The Australian citizen has not heard from Mr Mijit, a well-known comedian, since November 2018.
“He’s like Hollywood-level famous. He’s not just known among Uighurs, he’s known all over China,” he said.
“We were in contact with him at least every 24-hours, so when that started to not happen, we got worried, especially after the third day.”
Mr Hidayat and his wife Adile first became concerned in November last year – a month which should have been one of the happiest in their lives.
“My second daughter was born on the first. My mother-in-law was here with us in Istanbul, we sent pictures to him back in Xinjiang on that day, and he was crying, he was so happy,” Mr Hidayat said.
“The next day, we sent more photos, and got no response. So, it will be difficult to celebrate my daughter’s birthday because we will always be reminded that the following day, her grandfather was taken.”
Mr Hidayat grew up in Sydney’s west, and worked as a music teacher, but moved to Istanbul in 2011, to make it easier for his wife to see her parents.
His father-in-law performed as part of the Xinjiang Theatre Opera Troupe – and over the course of his 30-year career, he has become a household name in Xinjiang.
“It’s amazing to think such a prominent person could be locked up,” Mr Hidayat said.
“We don’t know where to start, we don’t know his location, and we don’t know if he is alive or dead.”

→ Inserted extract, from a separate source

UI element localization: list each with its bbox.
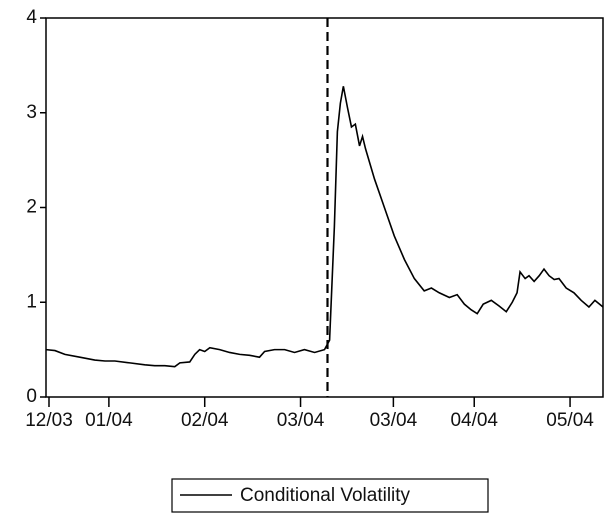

Mr Hidayat has contacted the Department of Foreign Affairs and Trade (DFAT), who confirmed in an email they have raised the case with Chinese authorities, but there is little they can do as Mr Mijit is not a citizen.
“The Chinese Embassy has provided…general advice that such cases should be raised directly with the Public Security Bureau in Xinjiang. There may be risks associated with this approach, and we want to be clear that the Australian Government is not recommending this particular course of action,” a DFAT case worker wrote in an email.
“We will continue to seek opportunities to raise our concerns with China about the mass detention of Uighurs.”
In 2017 there was the first signs of a coordinated crackdown in Xinjiang – new restrictions prohibiting long beards came into place, and there were reports some Uighurs had their passports confiscated.
Mr Mijit thought his celebrity status, as well as his work with the Chinese Communist Party, would make him “untouchable”.
“He surprised us in 2017 for Ramadan, but I told him: ‘dad, other scholars, poets, and singers are being taken, why don’t you stay with us?’”
“He told me he had to be there for his people, to at least give them some humour because everyone is miserable.”
Uighurs are a Turkic ethnic minority who primarily practice Islam – human rights activists have warned Uighurs are being forced to cut off contact with their families, and renounce their faith.
The Chinese government has denied people are being forcibly detained, and has consistently said foreign media is misrepresenting what are simply vocational training centres.
Just weeks ago, the Chinese government indicated for the first time the centres are not permanent, and will close when needed.